Ahh, that was it. The one that didn't work was a 256 color bitmap. Converting it to 24 bits worked just fine.

Thanks, SiCrane. [smile]
Without order nothing can exist - without chaos nothing can evolve.
I'm sorry to OT but I was very curious as to why you do this:

for(int i = 0; i < strlen(SDL_GetError()); i++)    cout << (SDL_GetError());


Would you mind explaining? [grin]
Quote:Original post by clockwise
I'm sorry to OT but I was very curious as to why you do this:

*** Source Snippet Removed ***

Would you mind explaining? [grin]


Certainly. SDL_GetError() returns the last error reported by SDL. It's returned as a character array (char *), so to print it I loop until the end of the array (i < the length of the string), printing each character along the way. I don't work with character arrays too often (I prefer the string class), so I don't know of a better way. If someone would like to suggest one (you can't just cout, can you?), I'd be most interested to hear it.

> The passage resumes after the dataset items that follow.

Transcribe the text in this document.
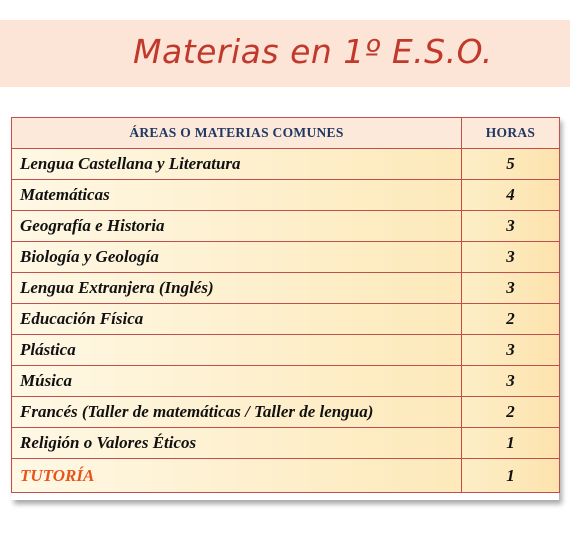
Materias en 1º E.S.O.
ÁREAS O MATERIAS COMUNES	HORAS
Lengua Castellana y Literatura	5
Matemáticas	4
Geografía e Historia	3
Biología y Geología	3
Lengua Extranjera (Inglés)	3
Educación Física	2
Plástica	3
Música	3
Francés (Taller de matemáticas / Taller de lengua)	2
Religión o Valores Éticos	1
TUTORÍA	1
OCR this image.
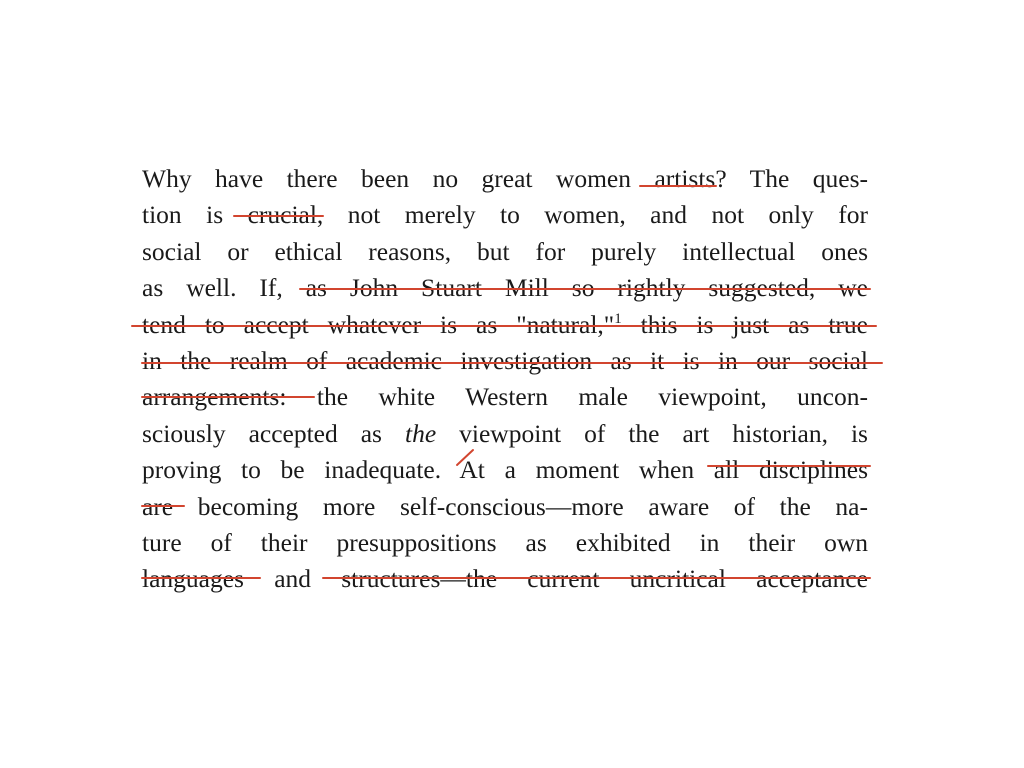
Why have there been no great women artists? The ques-
tion is crucial, not merely to women, and not only for
social or ethical reasons, but for purely intellectual ones
as well. If, as John Stuart Mill so rightly suggested, we
tend to accept whatever is as "natural,"$^1$ this is just as true
in the realm of academic investigation as it is in our social
arrangements: the white Western male viewpoint, uncon-
sciously accepted as the viewpoint of the art historian, is
proving to be inadequate. At a moment when all disciplines
are becoming more self-conscious—more aware of the na-
ture of their presuppositions as exhibited in their own
languages and structures—the current uncritical acceptance
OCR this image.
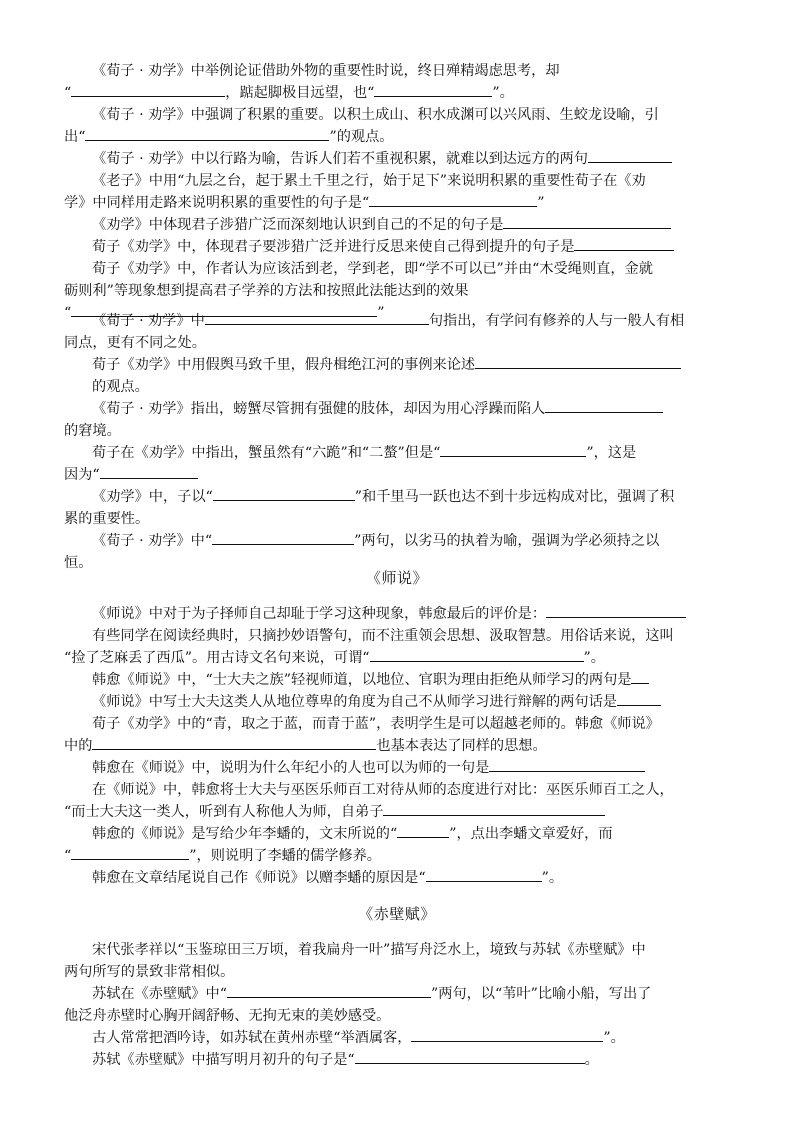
《荀子 · 劝学》中举例论证借助外物的重要性时说，终日殚精竭虑思考，却
“	，踮起脚极目远望，也“	”。
《荀子 · 劝学》中强调了积累的重要。以积土成山、积水成渊可以兴风雨、生蛟龙设喻，引
出“	”的观点。
《荀子 · 劝学》中以行路为喻，告诉人们若不重视积累，就难以到达远方的两句
《老子》中用“九层之台，起于累土千里之行，始于足下”来说明积累的重要性荀子在《劝
学》中同样用走路来说明积累的重要性的句子是“	”
《劝学》中体现君子涉猎广泛而深刻地认识到自己的不足的句子是
荀子《劝学》中，体现君子要涉猎广泛并进行反思来使自己得到提升的句子是
荀子《劝学》中，作者认为应该活到老，学到老，即“学不可以已”并由“木受绳则直，金就
砺则利”等现象想到提高君子学养的方法和按照此法能达到的效果
“	”
《荀子 · 劝学》中	句指出，有学问有修养的人与一般人有相
同点，更有不同之处。
荀子《劝学》中用假舆马致千里，假舟楫绝江河的事例来论述
的观点。
《荀子 · 劝学》指出，螃蟹尽管拥有强健的肢体，却因为用心浮躁而陷人
的窘境。
荀子在《劝学》中指出，蟹虽然有“六跪”和“二螯”但是“	”，这是
因为“
《劝学》中，子以“	”和千里马一跃也达不到十步远构成对比，强调了积
累的重要性。
《荀子 · 劝学》中“	”两句，以劣马的执着为喻，强调为学必须持之以
恒。
《师说》
《师说》中对于为子择师自己却耻于学习这种现象，韩愈最后的评价是：
有些同学在阅读经典时，只摘抄妙语警句，而不注重领会思想、汲取智慧。用俗话来说，这叫
“捡了芝麻丢了西瓜”。用古诗文名句来说，可谓“	”。
韩愈《师说》中，“士大夫之族”轻视师道，以地位、官职为理由拒绝从师学习的两句是
《师说》中写士大夫这类人从地位尊卑的角度为自己不从师学习进行辩解的两句话是
荀子《劝学》中的“青，取之于蓝，而青于蓝”，表明学生是可以超越老师的。韩愈《师说》
中的	也基本表达了同样的思想。
韩愈在《师说》中，说明为什么年纪小的人也可以为师的一句是
在《师说》中，韩愈将士大夫与巫医乐师百工对待从师的态度进行对比：巫医乐师百工之人，
“而士大夫这一类人，听到有人称他人为师，自弟子
韩愈的《师说》是写给少年李蟠的，文末所说的“	”，点出李蟠文章爱好，而
“	”，则说明了李蟠的儒学修养。
韩愈在文章结尾说自己作《师说》以赠李蟠的原因是“	”。
《赤壁赋》
宋代张孝祥以“玉鉴琼田三万顷，着我扁舟一叶”描写舟泛水上，境致与苏轼《赤壁赋》中
两句所写的景致非常相似。
苏轼在《赤壁赋》中“	”两句，以“苇叶”比喻小船，写出了
他泛舟赤壁时心胸开阔舒畅、无拘无束的美妙感受。
古人常常把酒吟诗，如苏轼在黄州赤壁“举酒属客，	”。
苏轼《赤壁赋》中描写明月初升的句子是“	。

Hope that answers your question, clockwise.
Without order nothing can exist - without chaos nothing can evolve.
Unless you have a strange and broken compiler, or aren't including the right header files, you should just be able to cout << SDL_GetError().
Quote:Original post by SiCrane
Unless you have a strange and broken compiler, or aren't including the right header files, you should just be able to cout << SDL_GetError().


Nah, jus a strange and broken mind.

I don't know why, but I've always just assumed you couldn't do that and have always output my character arrays. Not sure where I got the notion from, nor why I've never really tried using the insertion operator.

Ahh the little stuff I should probably know [smile]. Thanks agian, SiCrane.
Without order nothing can exist - without chaos nothing can evolve.